I don’t presume to know their thinking, but I’m willing to give them a pass if they’re taking pains to stay out of everyone’s way — to keep themselves even more than the recommended six feet away from others. More often than not, though, I find that they aren’t.

They don’t try to protect us. They leave it to the rest of us not just to protect them but to dodge them or contort our bodies to stay out of their way. (When unmasked people approach me without giving way on narrow sidewalks, I frequently jump into the street — grateful that traffic still is lighter than normal.)

And it’s not just the mask orders that people are flouting. It’s also other well-publicized safety instructions in places where masks are required for entry.

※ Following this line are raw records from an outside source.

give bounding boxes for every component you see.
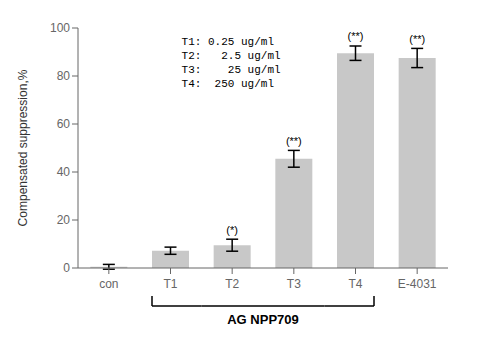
svg-text:20: 20 [57, 213, 71, 227]
svg-text:AG NPP709: AG NPP709 [227, 312, 299, 327]
html-text:T2: 2.5 ug/ml: T2: 2.5 ug/ml [181, 50, 281, 63]
svg-text:80: 80 [57, 69, 71, 83]
svg-text:T4: T4 [348, 277, 362, 291]
svg-text:T1: T1 [163, 277, 177, 291]
svg-text:(**): (**) [286, 135, 302, 147]
html-text:T4: 250 ug/ml: T4: 250 ug/ml [181, 78, 274, 91]
svg-text:(**): (**) [348, 30, 364, 42]
svg-text:Compensated suppression,%: Compensated suppression,% [16, 69, 30, 226]
svg-text:0: 0 [63, 261, 70, 275]
svg-text:E-4031: E-4031 [398, 277, 437, 291]
svg-text:con: con [99, 277, 118, 291]
svg-text:(**): (**) [409, 33, 425, 45]
svg-text:T2: T2 [225, 277, 239, 291]
svg-text:40: 40 [57, 165, 71, 179]
svg-text:100: 100 [50, 21, 70, 35]
svg-text:T3: T3 [287, 277, 301, 291]
svg-text:(*): (*) [226, 224, 238, 236]
html-text:T1: 0.25 ug/ml: T1: 0.25 ug/ml [181, 36, 274, 49]
html-text:T3: 25 ug/ml: T3: 25 ug/ml [181, 64, 281, 77]
svg-text:60: 60 [57, 117, 71, 131]
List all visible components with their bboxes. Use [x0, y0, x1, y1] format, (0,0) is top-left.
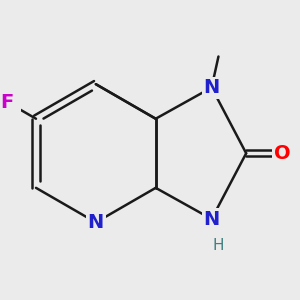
Text: N: N: [203, 209, 220, 229]
Text: O: O: [274, 144, 290, 163]
Text: H: H: [212, 238, 224, 253]
Text: F: F: [1, 93, 14, 112]
Text: N: N: [203, 78, 220, 97]
Text: N: N: [88, 213, 104, 232]
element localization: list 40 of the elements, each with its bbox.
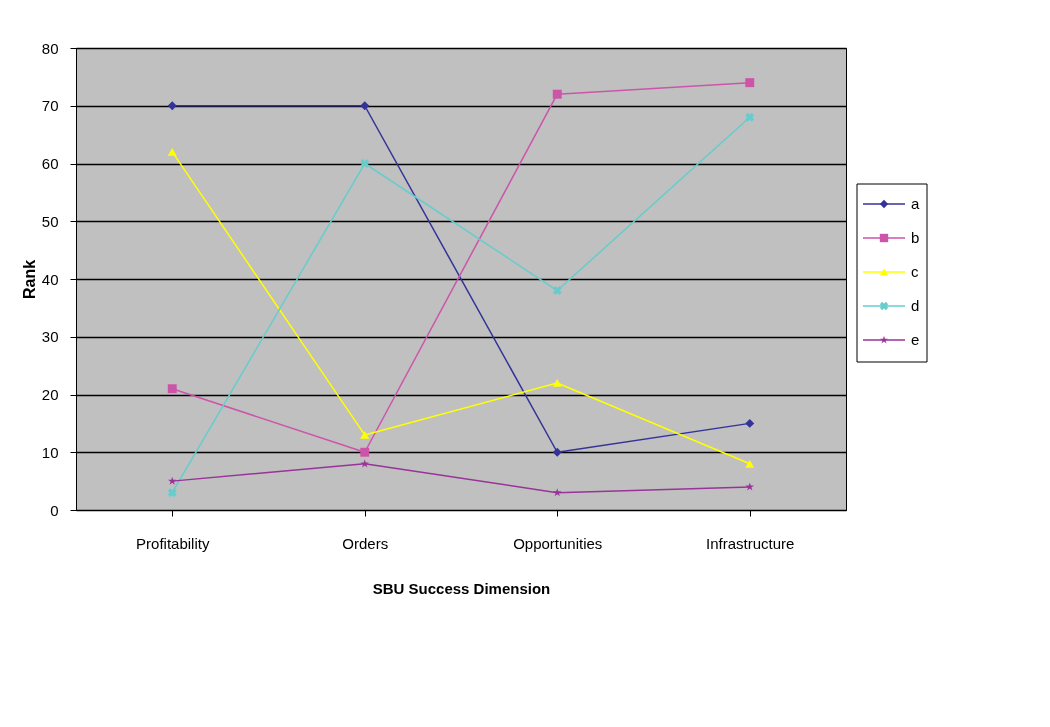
x-tick-label: Infrastructure	[706, 534, 795, 552]
x-axis-title: SBU Success Dimension	[372, 579, 551, 597]
y-tick-label: 80	[41, 39, 59, 57]
point	[745, 459, 755, 468]
y-tick-label: 70	[41, 97, 59, 115]
y-tick-label: 30	[41, 328, 59, 346]
point	[552, 286, 562, 295]
point	[552, 447, 562, 457]
point	[552, 379, 562, 387]
y-tick-label: 10	[41, 443, 59, 461]
point	[745, 482, 754, 491]
legend-label: e	[911, 331, 920, 348]
y-tick-label: 0	[50, 501, 59, 519]
point	[167, 101, 177, 111]
legend-label: c	[911, 263, 919, 280]
y-tick-label: 50	[41, 212, 59, 230]
point	[360, 101, 370, 111]
point	[168, 476, 177, 485]
point	[360, 447, 370, 457]
legend-label: b	[911, 229, 920, 246]
point	[167, 384, 177, 394]
legend-label: a	[911, 195, 920, 212]
point	[552, 89, 562, 99]
point	[360, 459, 369, 468]
legend-label: d	[911, 297, 920, 314]
point	[360, 431, 370, 439]
point	[167, 148, 177, 156]
y-tick-label: 20	[41, 386, 59, 403]
x-tick-label: Opportunities	[513, 534, 603, 552]
point	[360, 159, 370, 168]
point	[745, 78, 755, 88]
x-tick-label: Orders	[342, 534, 389, 552]
point	[745, 112, 755, 122]
point	[167, 488, 177, 498]
y-tick-label: 40	[41, 270, 59, 288]
y-axis-title: Rank	[20, 259, 38, 300]
point	[745, 418, 755, 428]
x-tick-label: Profitability	[136, 534, 210, 552]
point	[553, 488, 562, 497]
y-tick-label: 60	[41, 155, 59, 172]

Wearing face coverings and distancing go hand in hand. Doing one doesn’t obviate the need to do the other. Both my supermarket and my farmers market have worked hard to remind people to keep their distance from one another — taping and chalking lines on the ground as guides. The Hollywood Farmers Market draws big arrows on the pavement to try to get people to minimize crowding by walking up the market on one side of the street and down it on the other.


But so many people pay no mind, either to those instructions or to basic distancing.

I come back from both markets exhausted from all the defensive maneuvering and social awkwardness required. How do you tell a person politely to not stand so close, to back off a little? I have yet to find the proper etiquette that makes such a request feel comfortable to me and guarantees that it will be received with good grace.

So, no, I don’t think I’m ready yet to just see what happens if I go shopping at an indoor mall or eat out at a restaurant, which just became possible again. I want to do these things to help the economy — but I won’t until I’m confident that they won’t greatly add to our societal risk.

L.A. County, after all, remains the epicenter of the coronavirus outbreak in California. More than 2,200 people here have died of the virus — which adds up to more than half of the deaths statewide so far. We have more than 51,000 COVID-19 cases here, which is nearly half the cases in the state.


Yes, our number of hospitalized patients appears to be holding steady at this moment. And yes, testing now is widely available. But people are still getting sick from the virus. People are still dying from it every single day. A vaccine probably remains a long way off. The information we get about symptoms and what’s safe and what isn’t safe keeps changing. And just because our hospitals have yet to be overwhelmed doesn’t mean that they won’t if we handle all this reopening badly.

Which is what I fear will happen if we don’t all accept the seriousness of the risk we are taking. And my guess is that the mere fact that we’re reopening will lead more people, not less, to act as if we no longer have anything to worry about.

As I said, I still haven’t found quite the right turns of phrase to very politely tell people ignoring the safety basics to stop doing so. But I think we all have to find ways to convey this message, now more than ever, if we want to move forward, not backward, together.